"La pression monte"

Olivier De Schutter, le rapporteur spécial de l’Onu pour le droit à l’alimentation, se sent "extrêmement encouragé". "On a compris aujourd’hui que la question de la faim n’était pas seulement une question technique de production insuffisante mais une question politique." La reconnaissance du droit à l’alimentation comme véritable droit de l’homme progresse, "absolument" !

Sabine Verhest

Entretien Olivier De Schutter, le rapporteur spécial de l’Onu pour le droit à l’alimentation, se sent "extrêmement encouragé". "On a compris aujourd’hui que la question de la faim n’était pas seulement une question technique de production insuffisante mais une question politique." La reconnaissance du droit à l’alimentation comme véritable droit de l’homme progresse, "absolument" !

Les cours des céréales s’envolent à nouveau. Les efforts entrepris pour stopper la spéculation sur les produits agricoles dans la foulée de la crise alimentaire de 2008 étaient-ils suffisants ?

Non, rien n’a été fait et, malheureusement, tous les Etats n’ont pas été convaincus au même degré qu’il s’agissait d’un vrai problème. Je suis persuadé que c’est un des facteurs qui accélèrent cette volatilité considérable. Car il n’y a pas de raison de paniquer : les stocks sont nettement meilleurs qu’en 2008, grâce à de très bonnes récoltes en 2008, 2009 et 2010. On a globalement cette année la troisième meilleure récolte historique de céréales.

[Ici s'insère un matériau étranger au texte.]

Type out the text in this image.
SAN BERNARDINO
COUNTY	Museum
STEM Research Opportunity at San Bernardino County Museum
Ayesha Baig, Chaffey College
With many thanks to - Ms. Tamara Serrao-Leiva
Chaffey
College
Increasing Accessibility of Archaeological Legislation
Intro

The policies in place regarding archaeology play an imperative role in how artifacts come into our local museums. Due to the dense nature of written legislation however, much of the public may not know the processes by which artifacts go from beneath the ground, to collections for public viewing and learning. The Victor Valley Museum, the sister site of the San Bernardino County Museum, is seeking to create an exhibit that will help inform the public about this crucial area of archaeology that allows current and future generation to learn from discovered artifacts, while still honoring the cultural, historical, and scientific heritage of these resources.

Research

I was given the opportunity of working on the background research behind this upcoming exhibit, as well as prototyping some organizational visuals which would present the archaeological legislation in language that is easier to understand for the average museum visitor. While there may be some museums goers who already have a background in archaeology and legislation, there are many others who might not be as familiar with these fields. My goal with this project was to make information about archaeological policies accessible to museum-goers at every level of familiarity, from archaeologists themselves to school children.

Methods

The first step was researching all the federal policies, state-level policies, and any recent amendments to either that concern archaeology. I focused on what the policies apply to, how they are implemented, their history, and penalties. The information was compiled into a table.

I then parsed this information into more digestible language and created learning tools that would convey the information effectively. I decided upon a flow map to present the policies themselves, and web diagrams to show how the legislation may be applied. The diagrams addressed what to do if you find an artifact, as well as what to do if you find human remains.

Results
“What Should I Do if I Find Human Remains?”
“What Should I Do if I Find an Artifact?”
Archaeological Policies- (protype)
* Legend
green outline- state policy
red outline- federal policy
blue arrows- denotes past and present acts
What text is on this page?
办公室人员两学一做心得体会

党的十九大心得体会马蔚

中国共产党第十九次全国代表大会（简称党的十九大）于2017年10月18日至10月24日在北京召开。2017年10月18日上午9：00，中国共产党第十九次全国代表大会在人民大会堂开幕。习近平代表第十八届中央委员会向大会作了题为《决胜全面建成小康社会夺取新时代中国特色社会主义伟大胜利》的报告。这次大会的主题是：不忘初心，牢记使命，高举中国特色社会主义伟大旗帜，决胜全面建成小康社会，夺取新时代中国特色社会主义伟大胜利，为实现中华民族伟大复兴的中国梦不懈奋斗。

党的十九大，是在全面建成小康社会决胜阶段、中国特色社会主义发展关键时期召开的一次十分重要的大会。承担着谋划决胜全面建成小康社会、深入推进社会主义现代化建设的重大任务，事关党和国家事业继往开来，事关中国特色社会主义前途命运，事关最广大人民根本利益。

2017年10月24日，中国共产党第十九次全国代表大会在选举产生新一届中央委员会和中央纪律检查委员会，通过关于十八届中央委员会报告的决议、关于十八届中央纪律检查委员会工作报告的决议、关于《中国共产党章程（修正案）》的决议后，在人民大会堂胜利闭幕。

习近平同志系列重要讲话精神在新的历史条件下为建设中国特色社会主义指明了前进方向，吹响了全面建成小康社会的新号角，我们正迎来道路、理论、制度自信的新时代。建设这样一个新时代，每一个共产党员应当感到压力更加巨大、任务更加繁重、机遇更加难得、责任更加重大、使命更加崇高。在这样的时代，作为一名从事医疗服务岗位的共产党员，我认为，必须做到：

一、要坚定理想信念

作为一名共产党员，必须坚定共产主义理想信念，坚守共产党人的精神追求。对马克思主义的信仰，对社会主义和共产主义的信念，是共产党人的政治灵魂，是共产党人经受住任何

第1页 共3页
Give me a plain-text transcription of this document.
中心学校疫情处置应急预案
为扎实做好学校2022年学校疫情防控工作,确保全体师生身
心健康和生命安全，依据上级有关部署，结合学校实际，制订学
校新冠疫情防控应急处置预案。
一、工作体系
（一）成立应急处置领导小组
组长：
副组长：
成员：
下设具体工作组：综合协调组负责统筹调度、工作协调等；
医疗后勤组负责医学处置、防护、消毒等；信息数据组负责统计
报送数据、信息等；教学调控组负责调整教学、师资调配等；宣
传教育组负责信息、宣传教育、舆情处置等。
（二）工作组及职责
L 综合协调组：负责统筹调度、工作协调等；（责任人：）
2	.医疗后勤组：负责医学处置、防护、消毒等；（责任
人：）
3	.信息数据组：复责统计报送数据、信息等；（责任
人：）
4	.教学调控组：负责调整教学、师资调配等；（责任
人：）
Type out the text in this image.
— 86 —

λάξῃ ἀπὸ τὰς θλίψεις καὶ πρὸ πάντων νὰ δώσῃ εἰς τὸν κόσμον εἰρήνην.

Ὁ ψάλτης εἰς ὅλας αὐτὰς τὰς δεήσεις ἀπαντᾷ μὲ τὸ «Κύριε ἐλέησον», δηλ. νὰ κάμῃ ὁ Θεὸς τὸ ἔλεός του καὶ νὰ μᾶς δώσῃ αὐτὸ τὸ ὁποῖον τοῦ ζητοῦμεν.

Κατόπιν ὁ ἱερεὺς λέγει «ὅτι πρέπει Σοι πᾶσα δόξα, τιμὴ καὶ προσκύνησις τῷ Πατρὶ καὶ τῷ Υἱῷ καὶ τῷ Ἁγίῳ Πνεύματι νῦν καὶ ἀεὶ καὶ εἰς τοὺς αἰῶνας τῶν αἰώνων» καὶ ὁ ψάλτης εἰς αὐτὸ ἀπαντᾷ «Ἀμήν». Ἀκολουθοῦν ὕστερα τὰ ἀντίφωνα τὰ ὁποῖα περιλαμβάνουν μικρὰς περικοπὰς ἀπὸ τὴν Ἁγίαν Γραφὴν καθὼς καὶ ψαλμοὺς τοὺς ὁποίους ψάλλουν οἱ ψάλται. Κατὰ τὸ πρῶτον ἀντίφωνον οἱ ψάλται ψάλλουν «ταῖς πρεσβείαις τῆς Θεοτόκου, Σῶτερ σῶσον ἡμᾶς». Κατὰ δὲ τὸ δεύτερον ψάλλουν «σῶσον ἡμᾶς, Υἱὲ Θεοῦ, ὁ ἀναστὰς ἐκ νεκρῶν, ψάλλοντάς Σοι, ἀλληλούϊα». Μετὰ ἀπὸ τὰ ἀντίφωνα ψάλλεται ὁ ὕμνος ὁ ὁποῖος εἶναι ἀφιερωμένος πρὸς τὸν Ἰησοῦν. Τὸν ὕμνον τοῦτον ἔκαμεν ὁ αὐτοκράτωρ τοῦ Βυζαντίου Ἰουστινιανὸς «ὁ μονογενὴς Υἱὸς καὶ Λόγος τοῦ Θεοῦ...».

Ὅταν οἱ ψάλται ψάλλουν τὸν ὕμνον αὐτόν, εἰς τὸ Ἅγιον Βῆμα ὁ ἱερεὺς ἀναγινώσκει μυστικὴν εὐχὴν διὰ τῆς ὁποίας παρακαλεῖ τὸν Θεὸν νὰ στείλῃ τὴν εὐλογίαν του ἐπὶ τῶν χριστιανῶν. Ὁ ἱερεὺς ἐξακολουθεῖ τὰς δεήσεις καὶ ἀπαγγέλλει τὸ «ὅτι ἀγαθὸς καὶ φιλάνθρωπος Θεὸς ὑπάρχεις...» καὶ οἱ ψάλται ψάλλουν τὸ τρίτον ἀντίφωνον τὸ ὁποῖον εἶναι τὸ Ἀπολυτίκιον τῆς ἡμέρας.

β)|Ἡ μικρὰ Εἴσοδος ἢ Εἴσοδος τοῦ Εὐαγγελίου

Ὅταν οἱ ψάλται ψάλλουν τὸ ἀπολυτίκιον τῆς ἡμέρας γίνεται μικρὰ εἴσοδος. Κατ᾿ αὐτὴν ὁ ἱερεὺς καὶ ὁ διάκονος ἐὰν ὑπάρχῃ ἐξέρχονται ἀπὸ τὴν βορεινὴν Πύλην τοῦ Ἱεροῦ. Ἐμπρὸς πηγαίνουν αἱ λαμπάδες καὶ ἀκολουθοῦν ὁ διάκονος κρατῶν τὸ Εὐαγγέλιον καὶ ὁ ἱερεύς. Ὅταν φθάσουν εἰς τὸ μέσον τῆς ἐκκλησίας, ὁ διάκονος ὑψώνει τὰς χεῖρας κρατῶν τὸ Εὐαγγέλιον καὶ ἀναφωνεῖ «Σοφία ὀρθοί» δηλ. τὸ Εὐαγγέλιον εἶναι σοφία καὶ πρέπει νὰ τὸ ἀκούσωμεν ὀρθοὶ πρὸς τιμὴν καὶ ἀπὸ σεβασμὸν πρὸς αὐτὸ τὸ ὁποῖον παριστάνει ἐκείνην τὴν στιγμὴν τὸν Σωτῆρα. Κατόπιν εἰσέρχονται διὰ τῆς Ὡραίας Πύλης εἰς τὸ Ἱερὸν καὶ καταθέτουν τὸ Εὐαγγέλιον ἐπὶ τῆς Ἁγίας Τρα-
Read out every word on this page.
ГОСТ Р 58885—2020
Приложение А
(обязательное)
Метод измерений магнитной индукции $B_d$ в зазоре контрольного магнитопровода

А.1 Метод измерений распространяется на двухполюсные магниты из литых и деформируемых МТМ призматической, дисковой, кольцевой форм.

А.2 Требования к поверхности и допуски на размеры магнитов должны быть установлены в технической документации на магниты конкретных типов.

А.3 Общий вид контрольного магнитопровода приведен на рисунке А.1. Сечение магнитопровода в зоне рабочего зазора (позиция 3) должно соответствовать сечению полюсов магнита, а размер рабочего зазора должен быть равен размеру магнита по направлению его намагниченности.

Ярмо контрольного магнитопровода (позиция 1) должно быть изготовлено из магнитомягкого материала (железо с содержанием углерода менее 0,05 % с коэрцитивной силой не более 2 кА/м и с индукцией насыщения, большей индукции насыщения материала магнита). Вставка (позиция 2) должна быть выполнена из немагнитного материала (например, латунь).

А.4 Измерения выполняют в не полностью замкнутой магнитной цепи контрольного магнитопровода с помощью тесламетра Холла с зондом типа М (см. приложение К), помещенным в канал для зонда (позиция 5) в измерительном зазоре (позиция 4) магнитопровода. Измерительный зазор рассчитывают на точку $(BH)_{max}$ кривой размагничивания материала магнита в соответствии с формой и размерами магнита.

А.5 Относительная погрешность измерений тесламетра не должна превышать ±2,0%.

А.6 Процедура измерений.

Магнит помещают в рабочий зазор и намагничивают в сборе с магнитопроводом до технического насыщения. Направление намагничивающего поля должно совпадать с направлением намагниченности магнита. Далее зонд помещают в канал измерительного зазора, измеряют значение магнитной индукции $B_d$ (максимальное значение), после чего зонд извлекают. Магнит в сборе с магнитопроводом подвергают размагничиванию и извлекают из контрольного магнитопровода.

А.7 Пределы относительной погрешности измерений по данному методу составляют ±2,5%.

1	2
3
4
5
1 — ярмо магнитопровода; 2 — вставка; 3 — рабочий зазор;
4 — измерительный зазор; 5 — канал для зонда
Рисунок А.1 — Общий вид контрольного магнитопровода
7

Qui est responsable de la volatilité ?

Malheureusement, la logique financière n’est pas la logique économique Face à des prix qui s’envolent, il faut faire son examen de conscience. Pourquoi n’a-t-on pas tiré les leçons de 2008 ? On se trouve dans un contexte où la volatilité va s’accroître du fait de phénomènes météorologiques extrêmes. En 2009, la canicule et la sécheresse frappaient en Inde. Cet été, les incendies de forêts ont fait rage en Russie. Les changements climatiques constituent déjà une source de volatilité considérable sur les marchés : les productions sont de moins en moins prévisibles, les saisons des pluies de plus en plus courtes, etc.

Que faire face aux changements climatiques qui affectent l’agriculture ?

Il faut se rappeler que l’agriculture est victime des changements climatiques, mais en est aussi une des causes principales : 33 % des émissions de gaz à effet de serre d’origine humaine viennent de l’agriculture et de la déforestation. L’agriculture doit se développer de manière à être plus résiliente aux chocs climatiques. Diversifier et déconcentrer la production est une manière de s’assurer contre le risque. Il faut aussi réorienter l’agriculture vers une agriculture faible en carbone, avec des méthodes de production durables, qui utilisent moins d’engrais chimiques et de mécanisation, et plus de main-d’œuvre. Il n’est plus possible de le faire chez nous, mais dans les pays en voie de développement, mon message est très clair : développons l’agriculture de manière à en faire une solution aux changements climatiques plutôt qu’un problème.

Etes-vous entendu pour autant ?

Cela commence, parce que la pression monte : les agriculteurs des pays en voie de développement sont les premières victimes des changements climatiques. Malgré tout, il faut reconnaître que beaucoup de gouvernements restent prisonniers d’une vue unidirectionnelle, ils ne voient d’avenir que dans une industrialisation et une mécanisation plus fortes. La modernisation agricole, ce n’est pas juste reproduire le schéma qu’on a suivi chez nous, cela peut et doit être autre chose pour ne pas tomber dans les mêmes vulnérabilités, comme le piège de la dépendance énergétique par exemple. Seule l’agriculture résiliente et faible en carbone peut être à la hauteur des enjeux du XXIe siècle.

L’accaparement des terres est-il sur la voie de la régulation par ailleurs ?

Cette question est extraordinairement sensible, pour les pays investisseurs - la Chine, les pays du Golfe ou l’Egypte - et les pays cibles. Il faut explorer deux pistes réalistes. Un, l’Union africaine a des directives sur les politiques foncières à mettre en œuvre et mon espoir est que les gouvernements de la région se surveillent eux-mêmes. Deux, les pays se rendent compte que leur intérêt à long terme est que ces investissements bénéficient aux collectivités locales. S’ils veulent la stabilité politique et le soutien de leur population, ils doivent s’assurer que la pauvreté rurale recule et, pour cela, investir dans l’agriculture familiale plutôt qu’être appâtés par les promesses que leur font miroiter les investisseurs.